Grounded in tradition, dedicated to the land, and marked as a beacon in the wine industry, Bourgogne is a place to watch. Both historically for its importance and what it’s taught us, as well as into the future as it continues to evolve and push the wine industry forward.
Some facts about Bourgogne (Burgundy), France:
- Burgundy is most known for its production of Pinot Noir and Chardonnay. To the Burgundy vigneron (winemaker), the region is not only the original home of these grapes, but the terroir that best expresses their character – elegant, aromatic, and complex.
- Burgundy is located in the east-central part of France, and has 5 primary winegrowing regions within it:
- Chablis - the hallmark style of this region is lean and unoaked Chardonnay. Since it is the northernmost wine-growing region, it is the coolest, and produces Chardonnay with characteristically pure and sharp green fruit notes.
- Côte de Nuits - named after walnut trees, this area is most known for its Pinot Noirs. Home to 24 Grand Cru vineyards, it also boasts some of the world’s most expensive vineyard real estate. These renowned expressions of Pinot Noir can age for decades.
- Côte de Beaune - named after the medieval village that is the heart of wine commerce in Burgundy – the wine from this region is quite different from that of its neighbor to the north, with a more notably rich style of Chardonnay. The whites are filled with aromas of soft white flowers, dried grasses, fresh apple and pear, and sometimes a touch of hazelnut.

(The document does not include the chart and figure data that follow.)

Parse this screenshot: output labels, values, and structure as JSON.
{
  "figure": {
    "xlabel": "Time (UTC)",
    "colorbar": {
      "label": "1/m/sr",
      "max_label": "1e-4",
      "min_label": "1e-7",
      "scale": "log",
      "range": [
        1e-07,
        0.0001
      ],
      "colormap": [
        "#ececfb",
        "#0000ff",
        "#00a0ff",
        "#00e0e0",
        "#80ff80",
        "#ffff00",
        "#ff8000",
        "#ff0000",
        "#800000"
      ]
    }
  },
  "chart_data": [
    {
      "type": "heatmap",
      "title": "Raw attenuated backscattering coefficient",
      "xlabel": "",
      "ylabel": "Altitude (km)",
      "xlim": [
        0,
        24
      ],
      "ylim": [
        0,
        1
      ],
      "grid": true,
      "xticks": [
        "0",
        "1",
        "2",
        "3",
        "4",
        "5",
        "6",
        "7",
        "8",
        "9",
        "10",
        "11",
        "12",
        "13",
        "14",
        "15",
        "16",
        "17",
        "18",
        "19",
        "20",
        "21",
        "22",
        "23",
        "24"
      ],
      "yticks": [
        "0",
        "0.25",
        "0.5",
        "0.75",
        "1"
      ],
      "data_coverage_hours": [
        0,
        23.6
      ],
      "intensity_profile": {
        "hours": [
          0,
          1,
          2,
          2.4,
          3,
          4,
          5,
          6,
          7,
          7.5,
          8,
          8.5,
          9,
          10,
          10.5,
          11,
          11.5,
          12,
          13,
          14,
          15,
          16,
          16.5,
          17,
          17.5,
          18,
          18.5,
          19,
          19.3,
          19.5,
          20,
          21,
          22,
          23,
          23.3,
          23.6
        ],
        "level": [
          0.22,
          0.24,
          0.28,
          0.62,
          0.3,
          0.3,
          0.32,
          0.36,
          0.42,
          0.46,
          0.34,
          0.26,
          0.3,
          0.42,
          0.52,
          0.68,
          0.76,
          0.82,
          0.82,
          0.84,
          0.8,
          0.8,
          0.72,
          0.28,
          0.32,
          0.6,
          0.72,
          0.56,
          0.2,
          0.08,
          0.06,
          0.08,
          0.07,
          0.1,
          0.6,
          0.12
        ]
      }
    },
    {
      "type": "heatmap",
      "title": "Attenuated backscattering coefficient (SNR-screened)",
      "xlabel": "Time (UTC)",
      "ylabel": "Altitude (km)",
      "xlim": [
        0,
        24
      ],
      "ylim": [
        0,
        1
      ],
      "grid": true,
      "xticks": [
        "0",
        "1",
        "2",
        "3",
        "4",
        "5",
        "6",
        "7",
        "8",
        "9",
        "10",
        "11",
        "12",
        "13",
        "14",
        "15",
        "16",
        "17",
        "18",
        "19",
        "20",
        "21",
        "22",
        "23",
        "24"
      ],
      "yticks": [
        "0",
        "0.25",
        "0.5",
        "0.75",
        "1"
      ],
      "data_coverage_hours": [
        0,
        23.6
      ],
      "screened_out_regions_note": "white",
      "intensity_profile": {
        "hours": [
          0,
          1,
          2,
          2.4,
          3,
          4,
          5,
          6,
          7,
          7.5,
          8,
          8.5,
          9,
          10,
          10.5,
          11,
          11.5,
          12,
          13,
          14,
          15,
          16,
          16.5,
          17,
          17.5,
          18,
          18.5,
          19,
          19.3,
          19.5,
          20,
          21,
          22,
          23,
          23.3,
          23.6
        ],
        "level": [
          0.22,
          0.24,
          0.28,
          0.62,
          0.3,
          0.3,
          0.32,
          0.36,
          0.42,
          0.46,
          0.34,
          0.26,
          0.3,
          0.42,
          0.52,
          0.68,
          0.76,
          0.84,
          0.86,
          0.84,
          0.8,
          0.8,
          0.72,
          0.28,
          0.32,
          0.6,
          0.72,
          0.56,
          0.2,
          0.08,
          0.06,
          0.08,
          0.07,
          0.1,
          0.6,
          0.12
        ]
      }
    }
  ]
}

- Côte Chalonnaise - this region has great value for Pinot Noir and Sparkling Crémant (cremant is sparkling wine produced similar to champagne, but from outside the Champagne region).
- Mâconnais - the most southerly region, Maconnais produces great value Chardonnay with riper fruit characteristics, including soft apple, pineapple, and white peach aromas, with wonderful structure and freshness. Being further south than Chablis, it has a much warmer climate, and harvest actually starts two weeks earlier here!
- The hallmark soil type is limestone -- about 200 million years ago, the region was part of a vast, tropical sea; time transformed these seabeds into limestone soils. If you venture into the vineyards, you can find chunks of limestone or marl (limestone mixed with clay), that contain fascinating fossilized sea creatures.
- Winemaking in Burgundy goes back to the Romans in the 1st century AD. It was then the Catholic monks that really established the vineyards in the Middle Ages, while tasked with providing grapes for the church and aristocratic society. The French Revolution then returned the vineyards to the people who, today, pride themselves on their attachment to the land. The personal relationship to the land has inspired growth in organic and biodynamic viticulture and winemaking.
Burgundy is one of the most widely known and highly-regarded wine regions in the world -- for good reason.